Parler d’espérance aujourd’hui, est-ce possible ?
Parfois, un sentiment d’impuissance face à la situation climatique et politique actuelle se fait sentir. On parle d’éco-anxiété pour traduire les émotions liées à ce sentiment de ne pas voir l’avenir, d’avoir l’impression que le pire se produira et que personne ne réagira à temps. Le risque est alors de se laisser submerger par des émotions négatives.
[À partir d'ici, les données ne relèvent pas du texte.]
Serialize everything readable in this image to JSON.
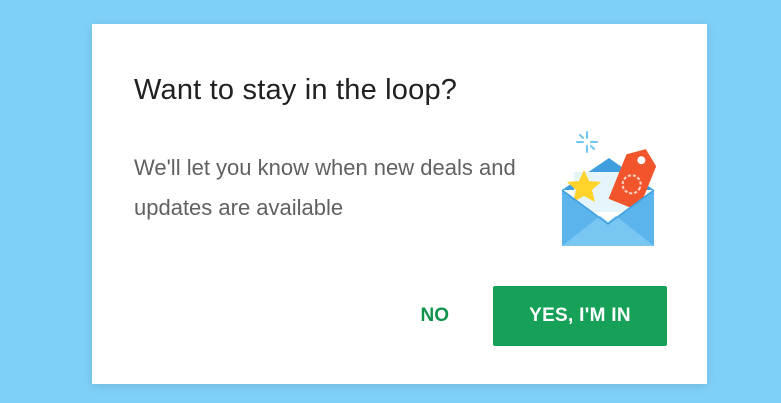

Pourtant, l’origine de d’éco-anxiété est le désir que l’humanité soit à la hauteur des défis actuels, comme l’a montré l’auteure dans L’espérance, ou la traversée de l’impossible (Rivages, 2023). Cette noble origine (l’amour du monde et la peur pour lui) doit être soulignée ainsi que le fait que les éco-anxieux refusent le déni. Ce sont des sentinelles, pas seulement parce qu’ils avertissent des dangers, mais parce qu’ils témoignent du fait que la situation actuelle exige une remise en question profonde de nos schémas de pensée. Pour ne pas s’effondrer intérieurement, il est cependant important de s’entourer et de partager ses émotions, afin de ne pas seulement regarder ce qui ne va pas, mais d’être aussi attentif à celles et ceux qui agissent, font des choses utiles, et mettent ainsi en œuvre les idées exprimées dans Les Nourritures.
Le livre Les Nourritures est une plongée dans la pensée riche, construite et exigeante de Corine Pelluchon. Nous concluons notre échange avec une citation extraite de son ouvrage Réparons le monde. Humains, animaux, nature (Rivages, 2020) : « La prise en compte de la dimension écologique doit faire partie de toute réflexion sur la condition humaine ».